Whatever you call the ability to form meaningful personal connections with people is a quality I don’t have. Or a quality I lost when I was exiled to Tavington. That’s one more reason to hate Liam. And I do fucking hate him. The name of the company I started is Payback Properties.
The sound of my phone vibrating on the bathroom sink ends this spell of brooding in front of the mirror. I cover my chest and my scars with a black hoodie and press a button to answer the call on speaker.
“Heads up,” says Darren Graves. “He called this morning. You’ve been spotted in town.”
Darren was once my dad’s attorney and now he’s Liam’s. I’m sure he’s breaking a ton of ethical rules by playing double agent but he gets paid handsomely for his risk. I’m also aware that Darren thinks Liam is one fucked up set of baggage and won’t mind seeing him fall. Darren’s given me a lot of ammunition to help make that happen.
“What story did you give him?” I ask.
“The one we discussed. I said you called recently for a friendly chat and mentioned being homesick for Lake Stuart. He knows you’ve made a killing in southern real estate and his books are in such sorry shape that he’s desperate enough to try to get a piece of that. I expect he’ll be paying you a visit real soon.”

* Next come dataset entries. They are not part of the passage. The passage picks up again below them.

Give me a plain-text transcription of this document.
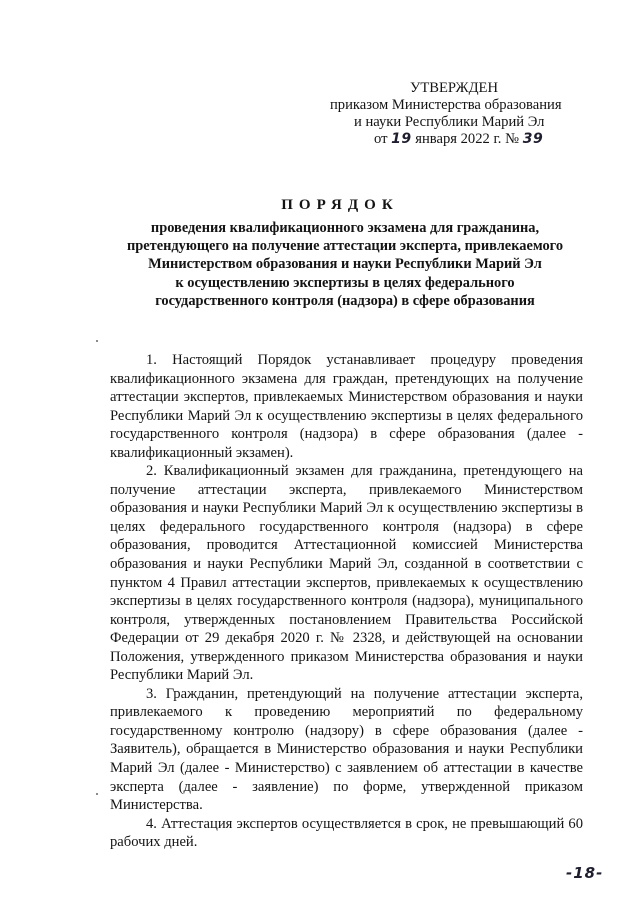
УТВЕРЖДЕН
приказом Министерства образования
и науки Республики Марий Эл
от 19 января 2022 г. № 39
ПОРЯДОК
проведения квалификационного экзамена для гражданина,
претендующего на получение аттестации эксперта, привлекаемого
Министерством образования и науки Республики Марий Эл
к осуществлению экспертизы в целях федерального
государственного контроля (надзора) в сфере образования

1. Настоящий Порядок устанавливает процедуру проведения квалификационного экзамена для граждан, претендующих на получение аттестации экспертов, привлекаемых Министерством образования и науки Республики Марий Эл к осуществлению экспертизы в целях федерального государственного контроля (надзора) в сфере образования (далее - квалификационный экзамен).

2. Квалификационный экзамен для гражданина, претендующего на получение аттестации эксперта, привлекаемого Министерством образования и науки Республики Марий Эл к осуществлению экспертизы в целях федерального государственного контроля (надзора) в сфере образования, проводится Аттестационной комиссией Министерства образования и науки Республики Марий Эл, созданной в соответствии с пунктом 4 Правил аттестации экспертов, привлекаемых к осуществлению экспертизы в целях государственного контроля (надзора), муниципального контроля, утвержденных постановлением Правительства Российской Федерации от 29 декабря 2020 г. № 2328, и действующей на основании Положения, утвержденного приказом Министерства образования и науки Республики Марий Эл.

3. Гражданин, претендующий на получение аттестации эксперта, привлекаемого к проведению мероприятий по федеральному государственному контролю (надзору) в сфере образования (далее - Заявитель), обращается в Министерство образования и науки Республики Марий Эл (далее - Министерство) с заявлением об аттестации в качестве эксперта (далее - заявление) по форме, утвержденной приказом Министерства.

4. Аттестация экспертов осуществляется в срок, не превышающий 60 рабочих дней.

-18-
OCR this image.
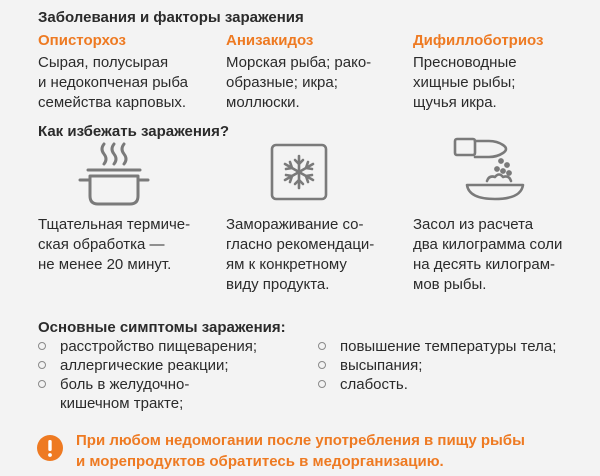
Заболевания и факторы заражения
Описторхоз
Сырая, полусырая
и недокопченая рыба
семейства карповых.
Анизакидоз
Морская рыба; рако-
образные; икра;
моллюски.
Дифиллоботриоз
Пресноводные
хищные рыбы;
щучья икра.
Как избежать заражения?
Тщательная термиче-
ская обработка —
не менее 20 минут.
Замораживание со-
гласно рекомендаци-
ям к конкретному
виду продукта.
Засол из расчета
два килограмма соли
на десять килограм-
мов рыбы.
Основные симптомы заражения:
расстройство пищеварения;
аллергические реакции;
боль в желудочно-
кишечном тракте;
повышение температуры тела;
высыпания;
слабость.
При любом недомогании после употребления в пищу рыбы
и морепродуктов обратитесь в медорганизацию.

I’d rather not see that bastard knocking on the door to my house. My mother’s house. I’m more apt to lose my temper if he catches me off guard.
“I’ll get to him first,” I tell Darren. “Keep me updated.”
“You know I will.”
I end the call without saying goodbye, knowing Darren won’t be bothered.
Then I check the time and consider my options. This is midmorning on a Wednesday. I’ve been informed that Liam still likes to make a show out of occupying our dad’s old office during the week under the pretense that he’s doing something useful. Since I’ve landed back in Lake Stuart I’ve diligently avoided that eastern corner of town at the base of Rosebriar Hill. Today I’ll stop avoiding it. Today I’m going to walk into Cassini Brewery for the first time in eight years.